How to configure TLS from CICS
Configure a TLS connection from CICS® to a IBM® z/OS® Connect server.
zosConnect-2.0 Applies to zosConnect-2.0.
This task is applicable when z/OS Connect is used as an API requester.
About this task
You can use TLS to secure your connection between CICS and your z/OS Connect server.
To configure a TLS connection from CICS to your IBM z/OS Connect server you must customize the supplied
URIMAP BAQURIMP specifying
- USAGE(CLIENT) because CICS is the HTTP client.
- SCHEME(HTTPS) to enable the HTTPS connection.
- PORT to specify the HTTPS port of the IBM z/OS Connect server. See note.
- Optionally, CIPHERS(value), to specify cipher suites.
Note: If an AT-TLS policy is in place, for example, an outbound AT-TLS policy, then the schema in
the URIMAP must be HTTP but still use the name of the HTTPS port the of IBM z/OS Connect server. Otherwise, both CICS system SSL and AT-TLS attempt to perform a TLS handshake and
the following error messages are displayed:
DFHSO0123 05/11/2020 11:59:41 CICSZA51 Return code 410 received from function gsk_secure_socket_init of System SSL. Reason: Handshake abandoned by peer. Peer: <redacted ip address>, TCPIPSERVICE: *NONE* BAQT0008E 2020/05/11 11:59:41 Socket error.

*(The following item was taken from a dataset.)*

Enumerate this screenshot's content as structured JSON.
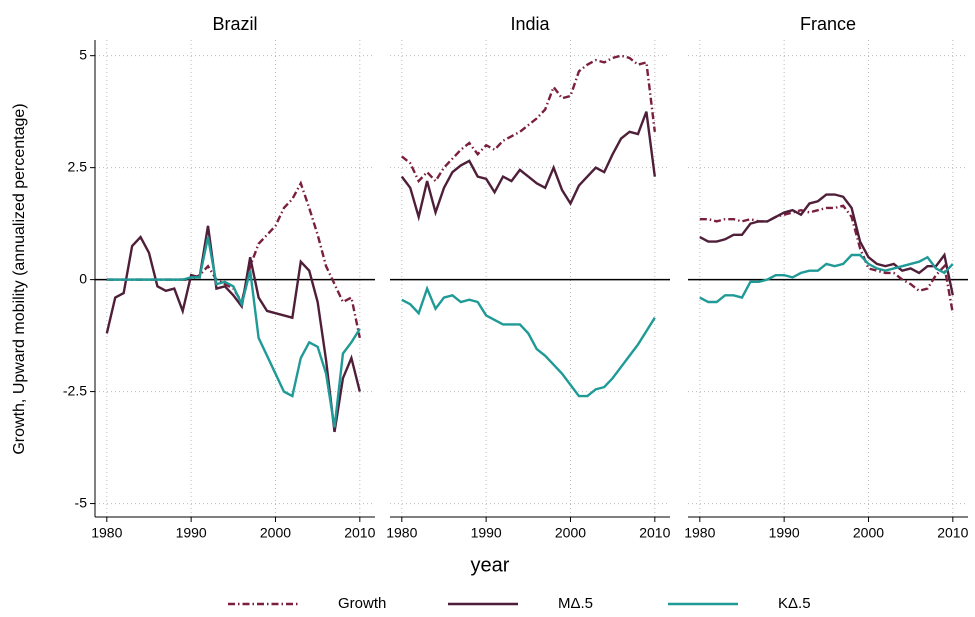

If the z/OS Connect server requires TLS client
authentication you must also customize the supplied URIMAP BAQURIMP to add
- CERTIFICATE(label), where label specifies the label of the X.509 certificate that is to be used as the client certificate during the TLS handshake.
For more information, see 
CICS as an HTTP client: authentication and identification and URIMAP resource definitions in the CICS Transaction Server
for z/OS documentation.
If you use a site certificate in an SSL connection from CICS to z/OS Connect, you must define the
site certificate with a usage of PERSONAL. For more information, see Configuring a RACF site certificate for use with CICS TS in the
CICS Transaction Server for z/OS documentation.